Extrait, pages 323-324

Le Sénateur.

… Quel sera le résultat du tonnerre qui recommence à gronder dans ce moment ? Des millions de catholiques passeront peut-être sous des sceptres hétérodoxes pour vous et même pour nous. S'il en étoit ainsi, j'espère bien que vous êtes trop éclairés pour compter sur ce qu'on appelle tolérance ; car vous savez de reste que le catholicisme n'est jamais toléré dans la force du terme. Quand on vous permet d'entendre la messe et qu'on ne fusille pas vos prêtres, on appelle cela tolérance ; cependant ce n'est pas tout à fait votre compte. Examinez- vous d'ailleurs vous-mêmes dans le silence des préjugés, et vous sentirez que votre pouvoir vous échappe; vous n'avez plus cette conscience de la force qui reparoît souvent sous la plume d'Homère, lorsqu'il veut nous rendre sensibles les hauteurs du courage. Vous n'avez plus de héros. Vous n'osez plus rien, et l'on ose tout contre vous. Contemplez ce lugubre tableau ; joignez-y l'attente des hommes choisis, et vous verrez si les illuminés ont tort d'envisager comme [324] plus ou moins prochaine une troisième explosion de la toute-puissante bonté en faveur du genre humain. Je ne finirois pas si je voulois rassembler toutes les preuves qui se réunissent pour justifier cette grande attente. Encore une fois ne blâmez pas les gens qui s'en occupent, et qui voient dans la révélation même des raisons de prévoir une révélation de la révélation. Appelez, si vous voulez, ces hommes illuminés; je serai tout à fait d'accord avec vous, pourvu que vous prononciez le nom sérieusement.

Extrait, pages 331-338 

Le comte

Je suis ravi, mon excellent ami, que vos brillantes explications me conduisent moi-même à m'expliquer à mon tour d'une manière à vous convaincre que je n'ai pas au moins le très grand malheur de parler de ce que je ne sais pas.

Vous voudriez donc qu'on eût d'abord [332] l'extrême bonté de vous expliquer ce que c'est qu'un illuminé. Je ne nie point qu'on n'abuse souvent de ce nom et qu'on ne lui fasse dire ce qu'on veut : mais si, d'un côté, on doit mépriser certaines décisions légères trop communes dans le monde, il ne faut pas non plus, d'autre part, compter pour rien je ne sais quelle désapprobation vague, mais générale, attachée à certains noms.

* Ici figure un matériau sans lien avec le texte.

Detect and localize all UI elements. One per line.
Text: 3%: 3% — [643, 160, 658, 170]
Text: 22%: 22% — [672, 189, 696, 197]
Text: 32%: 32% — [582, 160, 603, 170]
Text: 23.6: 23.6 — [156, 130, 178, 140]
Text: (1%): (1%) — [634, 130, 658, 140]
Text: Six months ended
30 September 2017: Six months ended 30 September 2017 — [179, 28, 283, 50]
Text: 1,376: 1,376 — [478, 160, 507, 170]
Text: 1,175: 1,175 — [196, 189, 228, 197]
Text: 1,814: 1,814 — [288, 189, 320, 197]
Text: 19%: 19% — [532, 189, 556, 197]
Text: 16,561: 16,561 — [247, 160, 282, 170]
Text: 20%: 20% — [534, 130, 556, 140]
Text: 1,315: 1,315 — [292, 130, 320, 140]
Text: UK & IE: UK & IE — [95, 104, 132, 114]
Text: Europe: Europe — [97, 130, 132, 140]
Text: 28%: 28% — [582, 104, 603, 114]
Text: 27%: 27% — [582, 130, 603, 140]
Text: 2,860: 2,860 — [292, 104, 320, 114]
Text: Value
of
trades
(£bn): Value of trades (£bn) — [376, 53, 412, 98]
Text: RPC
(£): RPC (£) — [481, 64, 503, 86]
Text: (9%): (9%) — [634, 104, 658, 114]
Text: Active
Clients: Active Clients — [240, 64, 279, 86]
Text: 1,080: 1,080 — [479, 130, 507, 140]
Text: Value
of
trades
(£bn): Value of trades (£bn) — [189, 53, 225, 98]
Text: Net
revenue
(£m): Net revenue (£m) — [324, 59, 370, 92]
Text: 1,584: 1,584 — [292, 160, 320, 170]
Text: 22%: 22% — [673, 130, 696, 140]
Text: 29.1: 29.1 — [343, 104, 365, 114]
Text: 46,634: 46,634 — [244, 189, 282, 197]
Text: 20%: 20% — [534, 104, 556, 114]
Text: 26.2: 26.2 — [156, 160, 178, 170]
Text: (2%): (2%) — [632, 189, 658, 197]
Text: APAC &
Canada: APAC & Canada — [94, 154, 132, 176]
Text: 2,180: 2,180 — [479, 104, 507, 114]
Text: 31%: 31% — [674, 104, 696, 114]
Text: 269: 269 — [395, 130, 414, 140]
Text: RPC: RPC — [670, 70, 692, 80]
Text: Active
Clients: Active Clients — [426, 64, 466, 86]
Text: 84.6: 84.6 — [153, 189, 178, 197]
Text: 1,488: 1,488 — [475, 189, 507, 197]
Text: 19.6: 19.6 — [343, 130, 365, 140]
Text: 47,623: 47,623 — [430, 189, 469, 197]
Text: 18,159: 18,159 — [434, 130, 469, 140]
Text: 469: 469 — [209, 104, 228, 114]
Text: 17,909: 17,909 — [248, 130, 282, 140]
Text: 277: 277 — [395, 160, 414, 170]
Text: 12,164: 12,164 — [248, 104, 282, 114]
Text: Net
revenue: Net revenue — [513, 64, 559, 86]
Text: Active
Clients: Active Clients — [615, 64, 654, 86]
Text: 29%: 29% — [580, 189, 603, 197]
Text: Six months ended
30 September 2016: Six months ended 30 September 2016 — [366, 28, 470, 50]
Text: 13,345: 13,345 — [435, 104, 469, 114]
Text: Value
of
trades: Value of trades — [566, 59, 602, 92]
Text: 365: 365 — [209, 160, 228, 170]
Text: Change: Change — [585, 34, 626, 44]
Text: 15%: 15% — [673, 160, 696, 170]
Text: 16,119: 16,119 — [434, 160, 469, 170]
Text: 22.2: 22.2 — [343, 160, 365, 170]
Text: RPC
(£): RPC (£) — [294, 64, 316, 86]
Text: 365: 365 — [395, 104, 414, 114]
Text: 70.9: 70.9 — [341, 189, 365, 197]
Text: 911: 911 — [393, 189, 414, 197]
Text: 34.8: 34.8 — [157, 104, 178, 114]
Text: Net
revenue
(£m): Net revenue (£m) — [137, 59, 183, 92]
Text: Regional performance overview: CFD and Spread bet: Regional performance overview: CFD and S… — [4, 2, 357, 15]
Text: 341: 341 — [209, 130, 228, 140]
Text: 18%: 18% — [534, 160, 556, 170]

Si celui d'illuminé ne tenoit à rien de condamnable, on ne conçoit pas aisément comment l'opinion, constamment trompée, ne pourroit l'entendre prononcer sans y joindre l'idée d'une exaltation ridicule ou de quelque chose de pire. Mais puisque vous m'interpellez formellement de vous dire ce que c'est qu'un illuminé, peu d'hommes peut-être sont plus que moi en état de vous satisfaire.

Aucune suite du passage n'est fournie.